Abstract

The Green River formation in the Utah Basin of eastern Utah is a series of low-permeability sands containing a viscous crude oil. Primary stimulation techniques involve the pumping of hydraulic fracture treatments. Usually several treatments are pumped per wellbore because, the sands are spread out over a large vertical interval. Typical treatments use a crosslinked Borate fluid with high proppant concentrations and moderate volumes of sand as proppant.

The operator's changes in fracture treatment design were evaluated through comparisons to offsetting well production responses. The results indicate a 65% improvement in early, six-month, oil recovery and improved effective stimulations versus prior development projects. These results are primarily due to increasing the fracture conductivity through more effective proppant placement. Descriptions of the fracture treatment designs and predicted fracture geometry using fracture computer models will be presented. The economic impact of the increased production response has added $60,000 of additional revenue to early response while fracture treatment costs have actually declined.

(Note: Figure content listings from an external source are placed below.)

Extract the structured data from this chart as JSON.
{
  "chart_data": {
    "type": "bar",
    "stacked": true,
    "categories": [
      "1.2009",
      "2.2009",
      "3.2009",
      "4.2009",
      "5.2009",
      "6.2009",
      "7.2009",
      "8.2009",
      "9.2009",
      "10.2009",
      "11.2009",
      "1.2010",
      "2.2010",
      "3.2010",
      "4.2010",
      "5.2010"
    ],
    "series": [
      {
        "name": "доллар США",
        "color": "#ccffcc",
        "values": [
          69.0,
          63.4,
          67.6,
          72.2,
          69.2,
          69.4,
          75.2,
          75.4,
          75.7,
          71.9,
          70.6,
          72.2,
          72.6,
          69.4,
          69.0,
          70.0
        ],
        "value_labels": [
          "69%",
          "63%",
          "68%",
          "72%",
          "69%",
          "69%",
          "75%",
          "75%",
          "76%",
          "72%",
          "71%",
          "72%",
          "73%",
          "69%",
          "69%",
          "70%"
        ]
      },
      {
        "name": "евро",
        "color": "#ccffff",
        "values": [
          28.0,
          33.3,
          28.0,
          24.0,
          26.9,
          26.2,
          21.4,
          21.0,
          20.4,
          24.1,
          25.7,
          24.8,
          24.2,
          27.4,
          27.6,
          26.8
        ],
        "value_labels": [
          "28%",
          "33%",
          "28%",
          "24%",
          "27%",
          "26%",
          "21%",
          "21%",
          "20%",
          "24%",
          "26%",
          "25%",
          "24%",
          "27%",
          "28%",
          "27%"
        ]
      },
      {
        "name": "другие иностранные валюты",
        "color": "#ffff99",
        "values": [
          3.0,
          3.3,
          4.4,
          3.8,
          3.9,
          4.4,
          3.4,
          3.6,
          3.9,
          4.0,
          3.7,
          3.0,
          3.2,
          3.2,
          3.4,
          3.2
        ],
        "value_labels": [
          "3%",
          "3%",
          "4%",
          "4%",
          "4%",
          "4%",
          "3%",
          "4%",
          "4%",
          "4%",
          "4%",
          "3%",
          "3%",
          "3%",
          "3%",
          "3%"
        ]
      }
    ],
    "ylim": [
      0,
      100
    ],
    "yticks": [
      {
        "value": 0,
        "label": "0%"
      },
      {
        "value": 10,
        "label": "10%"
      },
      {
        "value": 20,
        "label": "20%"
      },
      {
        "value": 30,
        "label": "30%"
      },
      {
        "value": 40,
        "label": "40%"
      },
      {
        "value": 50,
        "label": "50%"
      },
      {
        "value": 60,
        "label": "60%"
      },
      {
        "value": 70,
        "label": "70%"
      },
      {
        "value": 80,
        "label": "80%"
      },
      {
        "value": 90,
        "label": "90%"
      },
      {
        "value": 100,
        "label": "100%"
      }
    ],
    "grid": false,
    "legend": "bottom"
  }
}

The paper will also detail the reservoir description work that has been performed to quantify the production response from individual sands in the Green River formation. This work will further improve economics by allowing true fracture optimization for individual treatments. The reservoir description technique uses standard openhole log suites and results in a prediction of in-situ formation permeability for individual sands. The technique has proven very accurate in predicting well production response and these results will be presented. The authors believe that the methodology used can be applied to similar reservoirs to achieve similar results.